Linux File Permissions: A Practical Guide to chmod, chown, and Secure Defaults

Correct permissions are the backbone of Linux security. Misconfigured bits can expose secrets, break deployments, or allow privilege escalation. This guide demystifies permission modes, shows how to set secure defaults, and offers checklists you can apply to servers, containers, and developer laptops.

1. Why permissions matter

Permissions protect confidentiality (who can read), integrity (who can modify), and availability (who can execute). A leaked .env, a world-writable script, or an executable log file can all turn into incidents.

2. The permission model

• Users: owner, group, others
• Actions: read (r), write (w), execute (x)
• Numeric modes: r=4, w=2, x=1; summed per class (e.g., 754 → owner rwx, group r-x, others r--)
• Symbolic modes: u/g/o/a with +/-/= (e.g., chmod g-w)

3. Understanding common modes

• 755: Directories and executable scripts; owner can write, everyone can execute/read.
• 750: Private executables for team members in the group.
• 644: Text files; owner writes, others read.
• 600: Secrets like SSH keys or .env files.
• 700: Private directories (e.g., ~/.ssh).

4. Special bits (setuid, setgid, sticky)

• setuid (4xxx): Run as file owner (e.g., /usr/bin/passwd). Use sparingly; audit regularly.
• setgid (2xxx): New files inherit group; useful for shared project dirs.
• sticky bit (1xxx): On shared dirs (e.g., /tmp) prevents deleting others’ files. Example: chmod 2775 shared/ keeps group ownership consistent.

5. chown and groups

• chown user:group file sets ownership; avoid running as root unnecessarily.
• Group strategy: create project groups, add collaborators, set dirs to 2775 so files inherit the group.
• Verify with ls -l and stat to ensure ownership matches expectations.

6. Secure defaults for apps and servers

• App configs/logs: 640 with service user ownership
• Private keys: 600, directory 700
• Web roots: files 644, dirs 755; write access only to deploy user
• Cron scripts: 700 with least privilege
• Temp dirs: ensure sticky bit on shared locations

7. Permissions in Git and Docker

• Git tracks the executable bit but not owners; set modes in CI deploy scripts.
• In Docker images, switch to non-root users (USER app), set 700 for secrets, 755/644 for app code, and avoid world-writable paths.

8. Troubleshooting common issues

• Permission denied: Check path execute bit on directories; ensure group membership.
• Command works with sudo only: Ownership likely wrong; fix with chown -R user:group path and tighten modes.
• Scripts not executing: Ensure executable bit set (chmod +x script.sh) and correct shebang.
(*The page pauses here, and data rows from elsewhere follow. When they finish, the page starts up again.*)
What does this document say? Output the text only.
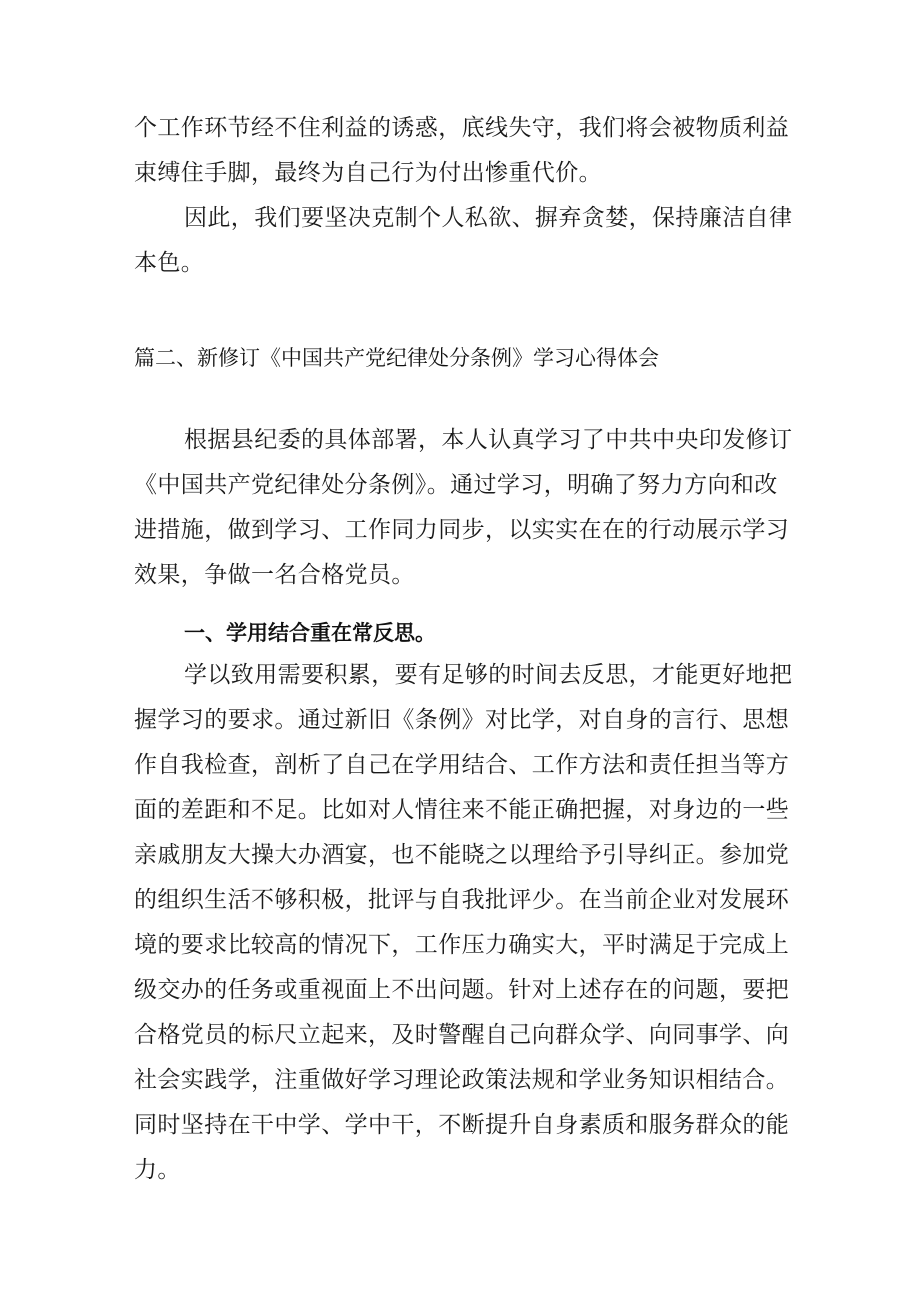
个工作环节经不住利益的诱惑，底线失守，我们将会被物质利益
束缚住手脚，最终为自己行为付出惨重代价。

因此，我们要坚决克制个人私欲、摒弃贪婪，保持廉洁自律
本色。

篇二、新修订《中国共产党纪律处分条例》学习心得体会

根据县纪委的具体部署，本人认真学习了中共中央印发修订
《中国共产党纪律处分条例》。通过学习，明确了努力方向和改
进措施，做到学习、工作同力同步，以实实在在的行动展示学习
效果，争做一名合格党员。

一、学用结合重在常反思。

学以致用需要积累，要有足够的时间去反思，才能更好地把
握学习的要求。通过新旧《条例》对比学，对自身的言行、思想
作自我检查，剖析了自己在学用结合、工作方法和责任担当等方
面的差距和不足。比如对人情往来不能正确把握，对身边的一些
亲戚朋友大操大办酒宴，也不能晓之以理给予引导纠正。参加党
的组织生活不够积极，批评与自我批评少。在当前企业对发展环
境的要求比较高的情况下，工作压力确实大，平时满足于完成上
级交办的任务或重视面上不出问题。针对上述存在的问题，要把
合格党员的标尺立起来，及时警醒自己向群众学、向同事学、向
社会实践学，注重做好学习理论政策法规和学业务知识相结合。
同时坚持在干中学、学中干，不断提升自身素质和服务群众的能
力。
9. Auditing and automation

• Use find to locate risky files: find . -perm -o=w -type f for world-writable files.
• Regularly scan for setuid/setgid binaries you did not intend: find / -perm -4000 -type f.
• Codify desired states with Ansible/Chef or container build steps to prevent drift.

10. Quick reference table

• Code files: 644
• Executable scripts: 755 (or 750 inside team dirs)
• Secrets/keys: 600
• Shared project dirs: 2775
• User home private dirs: 700

Related tool: chmod-calculator

Use the chmod-calculator to translate between numeric and symbolic modes, visualize permission bits, and avoid risky defaults when deploying code or sharing directories.

Frequently Asked Questions

What does chmod 755 mean?

755 means: Owner can read/write/execute (7), Group can read/execute (5), Others can read/execute (5). This is the standard permission for directories and executable scripts where the owner needs write access but others only need read/execute.

What's the difference between 755 and 644?

• 755: Owner can read/write/execute, group and others can read/execute. Used for directories and executable scripts.
• 644: Owner can read/write, group and others can only read. Used for regular files like text documents, config files, and code files.

What permissions should I use for secret files?

Use 600 for secret files like SSH keys, .env files, or API keys. This gives only the owner read/write access—no group or others access. The directory containing secrets should be 700 (owner-only access).

What is the sticky bit?

The sticky bit (1xxx) on directories prevents users from deleting files they don't own, even if they have write permission to the directory. Common use: /tmp directory where users can create files but can't delete others' files.

What's the difference between setuid and setgid?

• setuid (4xxx): File executes as the file owner, not the user running it. Example: /usr/bin/passwd runs as root to modify password files.
• setgid (2xxx): New files inherit the directory's group. Useful for shared project directories where all files should belong to the project group.

How do I change file ownership?

Use chown user:group filename to change ownership. Example: chown www-data:www-data /var/www/html sets web files to the web server user. Use -R flag for recursive changes on directories.

Why do I get "Permission denied" even with correct permissions?

Check that all parent directories have execute permission (x). To access a file, you need execute permission on every directory in the path. Also verify you're in the correct group if using group permissions.